The Supreme Court of Arkansas has affirmed a summary judgment granted for an attorney in a legal malpractice case. In Evans v. Hamby, a client claimed that his former attorney negligently represented him during a case brought by a creditor seeking to collect on a promissory note against the client’s company.
The client lost the collection suit and then brought a legal malpractice claim against the attorney. The trial court granted summary judgment for the attorney and the client appealed. In order to prove legal malpractice a client must show that the attorney’s improper conduct resulted in loss of the underlying case. In this case, the client alleged that his attorney’s failure to assert the defense of usury and failure to advise him to reinstate the company’s charter amounted to negligence.
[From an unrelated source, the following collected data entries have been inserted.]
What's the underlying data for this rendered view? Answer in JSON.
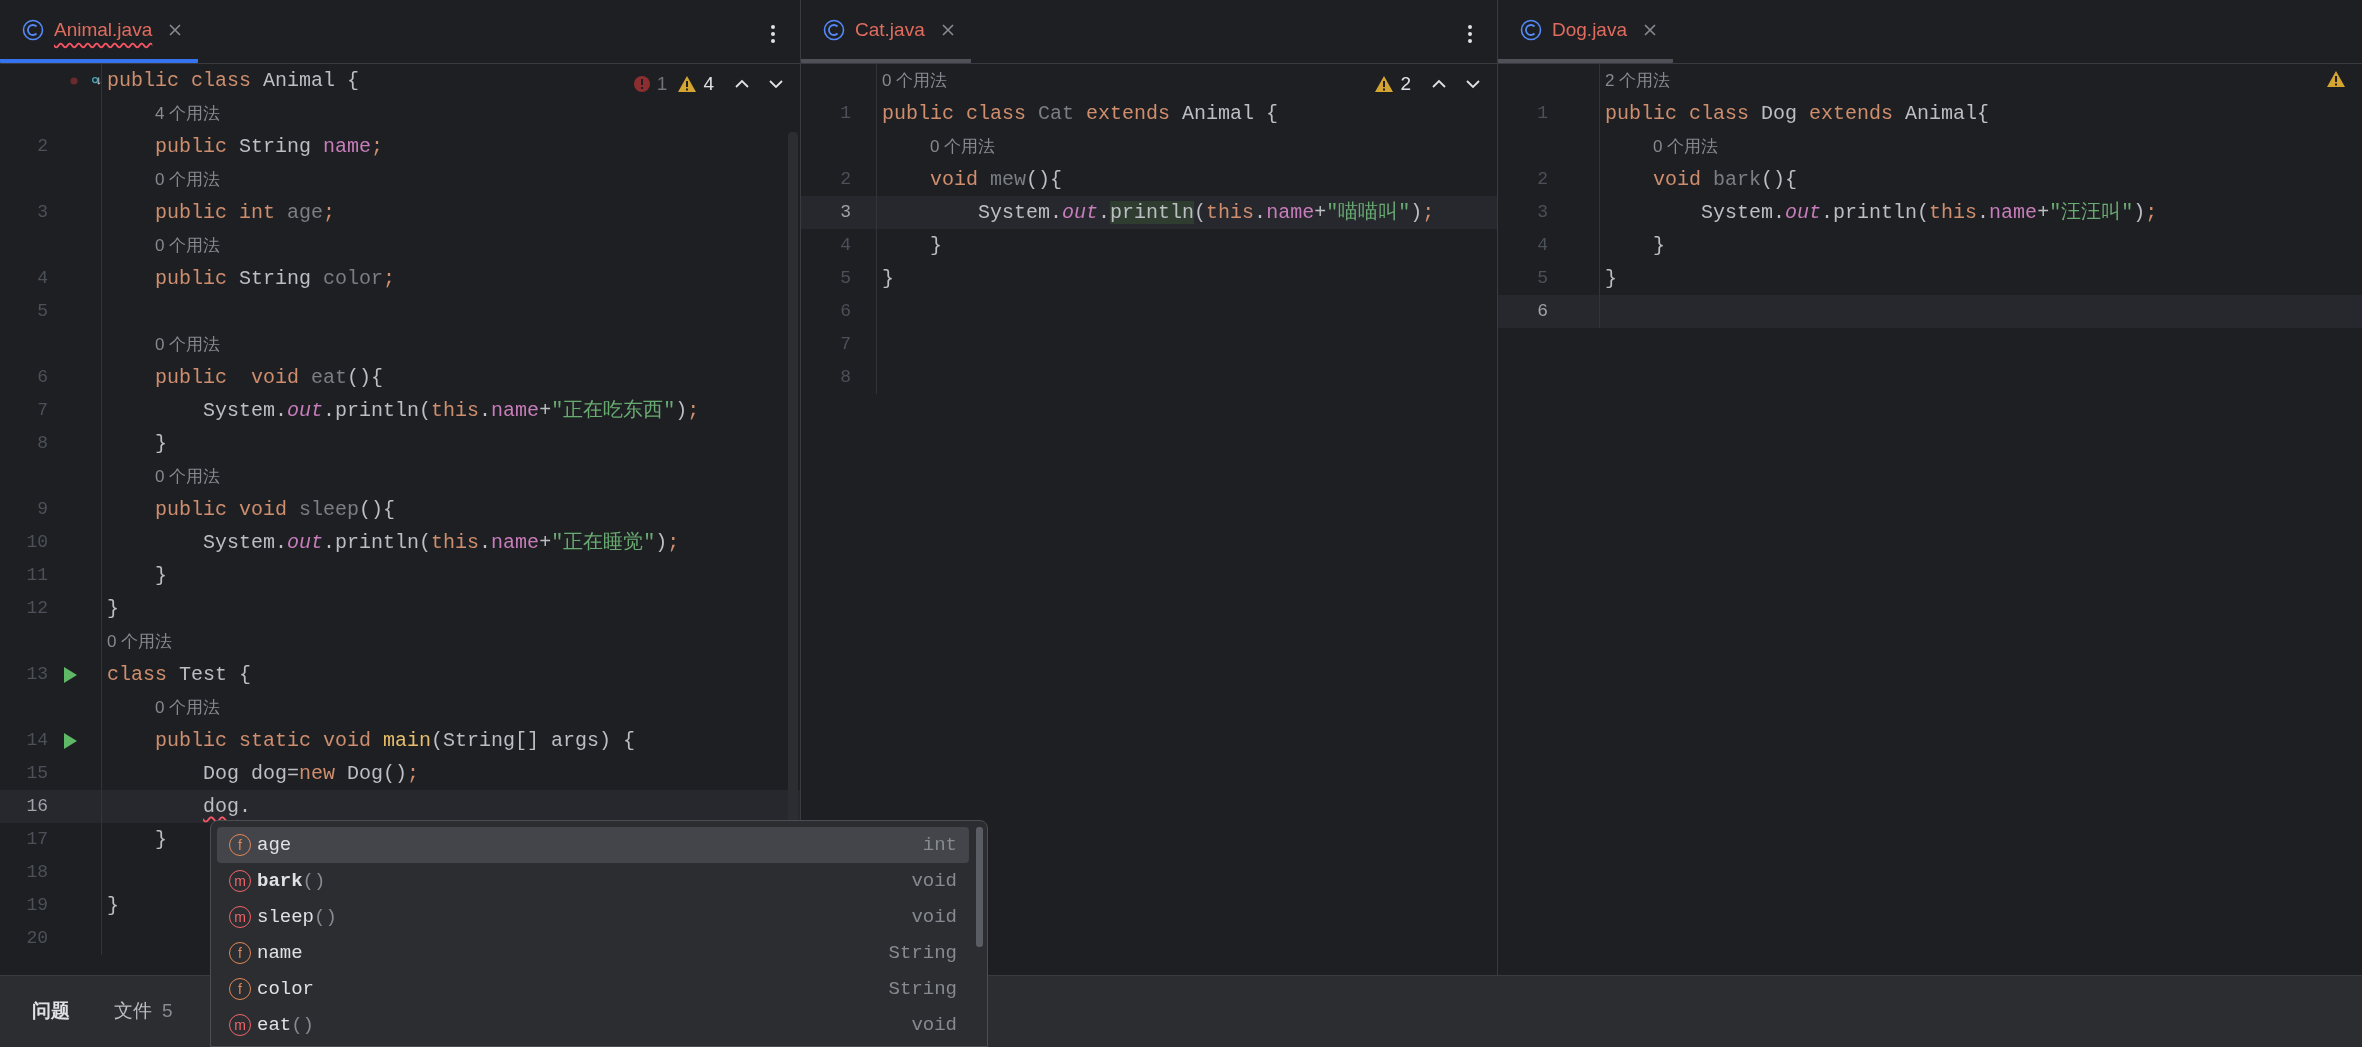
{
  "panes": [
    {
      "tab": {
        "label": "Animal.java",
        "selected": true,
        "error": true
      },
      "inspections": {
        "errors": "1",
        "warnings": "4",
        "navigation": true
      },
      "lines": [
        {
          "kind": "code",
          "gutter": [
            {
              "kind": "breakpoint"
            },
            {
              "kind": "implemented"
            }
          ],
          "current": false,
          "tokens": [
            {
              "kind": "kw",
              "text": "public "
            },
            {
              "kind": "kw",
              "text": "class "
            },
            {
              "kind": "plain",
              "text": "Animal {"
            }
          ]
        },
        {
          "kind": "hint",
          "text": "    4 个用法"
        },
        {
          "kind": "code",
          "number": "2",
          "current": false,
          "tokens": [
            {
              "kind": "kw",
              "text": "    public "
            },
            {
              "kind": "plain",
              "text": "String "
            },
            {
              "kind": "field",
              "text": "name"
            },
            {
              "kind": "semi",
              "text": ";"
            }
          ]
        },
        {
          "kind": "hint",
          "text": "    0 个用法"
        },
        {
          "kind": "code",
          "number": "3",
          "current": false,
          "tokens": [
            {
              "kind": "kw",
              "text": "    public "
            },
            {
              "kind": "kw",
              "text": "int "
            },
            {
              "kind": "unused",
              "text": "age"
            },
            {
              "kind": "semi",
              "text": ";"
            }
          ]
        },
        {
          "kind": "hint",
          "text": "    0 个用法"
        },
        {
          "kind": "code",
          "number": "4",
          "current": false,
          "tokens": [
            {
              "kind": "kw",
              "text": "    public "
            },
            {
              "kind": "plain",
              "text": "String "
            },
            {
              "kind": "unused",
              "text": "color"
            },
            {
              "kind": "semi",
              "text": ";"
            }
          ]
        },
        {
          "kind": "code",
          "number": "5",
          "current": false
        },
        {
          "kind": "hint",
          "text": "    0 个用法"
        },
        {
          "kind": "code",
          "number": "6",
          "current": false,
          "tokens": [
            {
              "kind": "kw",
              "text": "    public  "
            },
            {
              "kind": "kw",
              "text": "void "
            },
            {
              "kind": "unused",
              "text": "eat"
            },
            {
              "kind": "plain",
              "text": "(){"
            }
          ]
        },
        {
          "kind": "code",
          "number": "7",
          "current": false,
          "tokens": [
            {
              "kind": "plain",
              "text": "        System."
            },
            {
              "kind": "static",
              "text": "out"
            },
            {
              "kind": "plain",
              "text": ".println("
            },
            {
              "kind": "kw",
              "text": "this"
            },
            {
              "kind": "plain",
              "text": "."
            },
            {
              "kind": "field",
              "text": "name"
            },
            {
              "kind": "plain",
              "text": "+"
            },
            {
              "kind": "str",
              "text": "\"正在吃东西\""
            },
            {
              "kind": "plain",
              "text": ")"
            },
            {
              "kind": "semi",
              "text": ";"
            }
          ]
        },
        {
          "kind": "code",
          "number": "8",
          "current": false,
          "tokens": [
            {
              "kind": "plain",
              "text": "    }"
            }
          ]
        },
        {
          "kind": "hint",
          "text": "    0 个用法"
        },
        {
          "kind": "code",
          "number": "9",
          "current": false,
          "tokens": [
            {
              "kind": "kw",
              "text": "    public "
            },
            {
              "kind": "kw",
              "text": "void "
            },
            {
              "kind": "unused",
              "text": "sleep"
            },
            {
              "kind": "plain",
              "text": "(){"
            }
          ]
        },
        {
          "kind": "code",
          "number": "10",
          "current": false,
          "tokens": [
            {
              "kind": "plain",
              "text": "        System."
            },
            {
              "kind": "static",
              "text": "out"
            },
            {
              "kind": "plain",
              "text": ".println("
            },
            {
              "kind": "kw",
              "text": "this"
            },
            {
              "kind": "plain",
              "text": "."
            },
            {
              "kind": "field",
              "text": "name"
            },
            {
              "kind": "plain",
              "text": "+"
            },
            {
              "kind": "str",
              "text": "\"正在睡觉\""
            },
            {
              "kind": "plain",
              "text": ")"
            },
            {
              "kind": "semi",
              "text": ";"
            }
          ]
        },
        {
          "kind": "code",
          "number": "11",
          "current": false,
          "tokens": [
            {
              "kind": "plain",
              "text": "    }"
            }
          ]
        },
        {
          "kind": "code",
          "number": "12",
          "current": false,
          "tokens": [
            {
              "kind": "plain",
              "text": "}"
            }
          ]
        },
        {
          "kind": "hint",
          "text": "0 个用法"
        },
        {
          "kind": "code",
          "number": "13",
          "gutter": [
            {
              "kind": "run"
            }
          ],
          "current": false,
          "tokens": [
            {
              "kind": "kw",
              "text": "class "
            },
            {
              "kind": "plain",
              "text": "Test {"
            }
          ]
        },
        {
          "kind": "hint",
          "text": "    0 个用法"
        },
        {
          "kind": "code",
          "number": "14",
          "gutter": [
            {
              "kind": "run"
            }
          ],
          "current": false,
          "tokens": [
            {
              "kind": "kw",
              "text": "    public "
            },
            {
              "kind": "kw",
              "text": "static "
            },
            {
              "kind": "kw",
              "text": "void "
            },
            {
              "kind": "decl",
              "text": "main"
            },
            {
              "kind": "plain",
              "text": "(String[] args) {"
            }
          ]
        },
        {
          "kind": "code",
          "number": "15",
          "current": false,
          "tokens": [
            {
              "kind": "plain",
              "text": "        Dog dog="
            },
            {
              "kind": "kw",
              "text": "new "
            },
            {
              "kind": "plain",
              "text": "Dog()"
            },
            {
              "kind": "semi",
              "text": ";"
            }
          ]
        },
        {
          "kind": "code",
          "number": "16",
          "current": true,
          "tokens": [
            {
              "kind": "error",
              "text": "        dog"
            },
            {
              "kind": "plain",
              "text": "."
            }
          ]
        },
        {
          "kind": "code",
          "number": "17",
          "current": false,
          "tokens": [
            {
              "kind": "plain",
              "text": "    }"
            }
          ]
        },
        {
          "kind": "code",
          "number": "18",
          "current": false
        },
        {
          "kind": "code",
          "number": "19",
          "current": false,
          "tokens": [
            {
              "kind": "plain",
              "text": "}"
            }
          ]
        },
        {
          "kind": "code",
          "number": "20",
          "current": false
        }
      ]
    },
    {
      "tab": {
        "label": "Cat.java",
        "selected": false,
        "error": false
      },
      "inspections": {
        "warnings": "2",
        "navigation": true
      },
      "lines": [
        {
          "kind": "hint",
          "text": "0 个用法"
        },
        {
          "kind": "code",
          "number": "1",
          "current": false,
          "tokens": [
            {
              "kind": "kw",
              "text": "public "
            },
            {
              "kind": "kw",
              "text": "class "
            },
            {
              "kind": "unused",
              "text": "Cat "
            },
            {
              "kind": "kw",
              "text": "extends "
            },
            {
              "kind": "plain",
              "text": "Animal {"
            }
          ]
        },
        {
          "kind": "hint",
          "text": "    0 个用法"
        },
        {
          "kind": "code",
          "number": "2",
          "current": false,
          "tokens": [
            {
              "kind": "kw",
              "text": "    void "
            },
            {
              "kind": "unused",
              "text": "mew"
            },
            {
              "kind": "plain",
              "text": "(){"
            }
          ]
        },
        {
          "kind": "code",
          "number": "3",
          "current": true,
          "tokens": [
            {
              "kind": "plain",
              "text": "        System."
            },
            {
              "kind": "static",
              "text": "out"
            },
            {
              "kind": "plain",
              "text": "."
            },
            {
              "kind": "hl",
              "text": "println"
            },
            {
              "kind": "plain",
              "text": "("
            },
            {
              "kind": "kw",
              "text": "this"
            },
            {
              "kind": "plain",
              "text": "."
            },
            {
              "kind": "field",
              "text": "name"
            },
            {
              "kind": "plain",
              "text": "+"
            },
            {
              "kind": "str",
              "text": "\"喵喵叫\""
            },
            {
              "kind": "plain",
              "text": ")"
            },
            {
              "kind": "semi",
              "text": ";"
            }
          ]
        },
        {
          "kind": "code",
          "number": "4",
          "current": false,
          "tokens": [
            {
              "kind": "plain",
              "text": "    }"
            }
          ]
        },
        {
          "kind": "code",
          "number": "5",
          "current": false,
          "tokens": [
            {
              "kind": "plain",
              "text": "}"
            }
          ]
        },
        {
          "kind": "code",
          "number": "6",
          "current": false
        },
        {
          "kind": "code",
          "number": "7",
          "current": false
        },
        {
          "kind": "code",
          "number": "8",
          "current": false
        }
      ]
    },
    {
      "tab": {
        "label": "Dog.java",
        "selected": false,
        "error": false
      },
      "inspections": {
        "warning_icon": true,
        "navigation": false
      },
      "lines": [
        {
          "kind": "hint",
          "text": "2 个用法"
        },
        {
          "kind": "code",
          "number": "1",
          "current": false,
          "tokens": [
            {
              "kind": "kw",
              "text": "public "
            },
            {
              "kind": "kw",
              "text": "class "
            },
            {
              "kind": "plain",
              "text": "Dog "
            },
            {
              "kind": "kw",
              "text": "extends "
            },
            {
              "kind": "plain",
              "text": "Animal{"
            }
          ]
        },
        {
          "kind": "hint",
          "text": "    0 个用法"
        },
        {
          "kind": "code",
          "number": "2",
          "current": false,
          "tokens": [
            {
              "kind": "kw",
              "text": "    void "
            },
            {
              "kind": "unused",
              "text": "bark"
            },
            {
              "kind": "plain",
              "text": "(){"
            }
          ]
        },
        {
          "kind": "code",
          "number": "3",
          "current": false,
          "tokens": [
            {
              "kind": "plain",
              "text": "        System."
            },
            {
              "kind": "static",
              "text": "out"
            },
            {
              "kind": "plain",
              "text": ".println("
            },
            {
              "kind": "kw",
              "text": "this"
            },
            {
              "kind": "plain",
              "text": "."
            },
            {
              "kind": "field",
              "text": "name"
            },
            {
              "kind": "plain",
              "text": "+"
            },
            {
              "kind": "str",
              "text": "\"汪汪叫\""
            },
            {
              "kind": "plain",
              "text": ")"
            },
            {
              "kind": "semi",
              "text": ";"
            }
          ]
        },
        {
          "kind": "code",
          "number": "4",
          "current": false,
          "tokens": [
            {
              "kind": "plain",
              "text": "    }"
            }
          ]
        },
        {
          "kind": "code",
          "number": "5",
          "current": false,
          "tokens": [
            {
              "kind": "plain",
              "text": "}"
            }
          ]
        },
        {
          "kind": "code",
          "number": "6",
          "current": true
        }
      ]
    }
  ],
  "completion": {
    "items": [
      {
        "badge": "f",
        "kind": "field",
        "name": "age",
        "type": "int",
        "bold": false,
        "selected": true
      },
      {
        "badge": "m",
        "kind": "method",
        "name": "bark",
        "params": "()",
        "type": "void",
        "bold": true,
        "selected": false
      },
      {
        "badge": "m",
        "kind": "method",
        "name": "sleep",
        "params": "()",
        "type": "void",
        "bold": false,
        "selected": false
      },
      {
        "badge": "f",
        "kind": "field",
        "name": "name",
        "type": "String",
        "bold": false,
        "selected": false
      },
      {
        "badge": "f",
        "kind": "field",
        "name": "color",
        "type": "String",
        "bold": false,
        "selected": false
      },
      {
        "badge": "m",
        "kind": "method",
        "name": "eat",
        "params": "()",
        "type": "void",
        "bold": false,
        "selected": false
      }
    ]
  },
  "bottom_panel": {
    "tabs": [
      {
        "label": "问题",
        "selected": true
      },
      {
        "label": "文件",
        "count": "5",
        "selected": false
      }
    ]
  }
}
Usury laws protect borrowers from lending agreements with excessive interest rates. Here, while the interest rate charged was higher than the limit allowed by law, the court ruled that the client was estopped from raising the defense because there was evidence that he had suggested the rate, preventing a claim that the attorney negligently failed to raise the defense.
The client also claimed that his attorney negligently failed to advise him to reinstate his company’s charter, which would have limited his personal exposure on the note. However, the court found that the Arkansas statute, permitting reinstatement of the charter, had been enacted after the promissory note was executed.
In Arkansas, an attorney cannot be found liable for a ‘mistaken opinion’ on a point of law that has not been adjudicated by the highest court in the jurisdiction, and about which reasonable attorneys might differ. Since the Arkansas Supreme Court had not ruled on the retroactive application of the reinstatement statute, the attorney in this case could not be negligent for failing to argue its application.
Thus, the Arkansas Supreme Court upheld the trial court’s granting of summary judgment for the Defendant attorney.